Ergani bakır yataklarının dünyanın en eski maden ocakları olması nedeniyle, Çayönü İnsanı, dünyanın başlıca yerlerinden 2 bin yıl önce bakırı işleyerek alet yapmayı başarmıştır. 

6 evreli bir gelişim gösteren ve 50 yapı katıyla temsil edilen Neolitik dönem, dal ve kamışlardan yapılan basit yuvarlak kulübeden taş temelli kerpiç yapılara, avcı bir topluluktan, çiftliğe dayalı bir geçiş sürecini bütün ayrıntıları ile tanıtmıştır.

Büyük bir kült yapısı, dünyanın en eski mozaik döşemesi, içinde dikili taşların bulunduğu önemli bir yerleşim merkezidir. m.ö.6. bin yıllarında ilk kez kilden çanak çömlek yapımı, tarım ve hayvancılığa dayalı, gerçek köy yaşantısının “gelişkin köy evresi” olarak adlandırılabilir.

Çanak çömleksiz Neolitik yapı gelişim tipleri:

·         Yuvarlak Planlı yapılar
·         Izgara Planlı yapılar
·         Kanatlı Yapılar
·         Taş döşemeli Yapılar
·         Hücre Planlı Yapılar
·         Geniş odalı Yapılar
·         Çok odalı ve geniş Avlulu Taş Temelli Yapı Topluluğu

Çayönü yerleşmesinin çeşitli evrelerinden o dönemdeki inançlar ile ilgili törenler için kullanıldığı anlaşılan yapılarda bulunmuştur.
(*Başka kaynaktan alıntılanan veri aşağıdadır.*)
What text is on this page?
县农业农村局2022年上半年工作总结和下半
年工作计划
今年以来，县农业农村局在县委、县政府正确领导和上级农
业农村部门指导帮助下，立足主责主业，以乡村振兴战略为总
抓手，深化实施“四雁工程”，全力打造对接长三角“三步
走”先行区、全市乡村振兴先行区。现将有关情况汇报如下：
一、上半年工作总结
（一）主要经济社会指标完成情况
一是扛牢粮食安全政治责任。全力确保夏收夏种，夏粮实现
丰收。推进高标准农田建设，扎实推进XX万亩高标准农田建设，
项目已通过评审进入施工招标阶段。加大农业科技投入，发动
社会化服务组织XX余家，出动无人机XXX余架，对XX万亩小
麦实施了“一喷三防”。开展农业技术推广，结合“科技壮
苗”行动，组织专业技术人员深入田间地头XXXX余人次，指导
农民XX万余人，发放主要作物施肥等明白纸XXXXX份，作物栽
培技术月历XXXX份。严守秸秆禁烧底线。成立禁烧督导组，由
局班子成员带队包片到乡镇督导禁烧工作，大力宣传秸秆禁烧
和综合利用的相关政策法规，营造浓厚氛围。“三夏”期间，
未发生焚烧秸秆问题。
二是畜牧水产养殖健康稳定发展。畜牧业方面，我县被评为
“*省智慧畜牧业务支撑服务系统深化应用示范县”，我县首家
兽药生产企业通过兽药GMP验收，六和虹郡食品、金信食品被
Bunların en ilginçlerinden biri ‘’Kafataslı’’ yapı olarak bilinen Izgara planlı yapıların sonu ile kanatlı yapılar dönemine yaklaşık olarak m.ö.7. bin yıllarına tarihlenen ölü kültü ile ilgili olan yapıdır. Güney kısmında geniş bir avlu, bu avlunun iki yanında sekiler ve ortasında özenle işlenmiş bir sunak bulunmuştur. Sunağın üzerinde insan ve hayvan kan  pıhtısına rastlanmış olup buda  tanrıya kurban kesme geleneğini göstermektedir. Kuzey kesiminde ise insan kemiklerinin depolandığı hücre gibi bölümlerde bulunmaktadır. Arkadaki küçük hücre mekanlarında 73 insana ait kafatasları depolanmış olarak bulunmuştur. Çayönü insanı, ölülerini oturdukları evlerin altına gömüyorlardı hemen her yapının altında mezarlara rastlanmıştır. Mezarlarda Hocker tarzda konulmuş iskeletlere rastlanıldığı gibi  doğrudan mezara gömülmüş örneklere de rastlanılmıştır. Bu döneme ait ölü kültü yapılarına Yakındoğu’da bir çok kazı yerinde rastlanılmasına rağmen, Çayönü yapısı bunların içinde anıtsallığı ve iskelet sayısı ile en önemli olanıdır.

Çayönü yerleşmesinde çıkan buluntular: Çakmaktaşı, obsidyen, bazalt, doğal bakır, oraklar, kazıyıcı - delici aletler ve çeşitli süs eşyaları ele geçmiştir. Çayönü yakınlarında Çakmaktaşı yatakları tespit edilmiş fakat Çayönü insanı kalitesiz çakmaktaşı kullanmamıştır. Yeri tam olarak bilinmeyen bir yerden çakmaktaşı getirtip kullanmışlardır. Hammaddenin %30’unu oluşturan obsidyenin ise yörede kesinlikle olmayıp dışardan getirildiği düşünülmektedir.                   

Çayönü Yakındoğu’da en erken seramik kullanımı öncesi yerleşim merkezi olması açısından büyük önem taşır. Ayrıca, Anadolu’da böyle bir yerleşim tespitinin yapılması o döneme ait çok büyük çapta mimariye ait kalıntılar olması da dünya kültür tarihi içinde  çok önemli bir yerleşim olduğunu göstermektedir.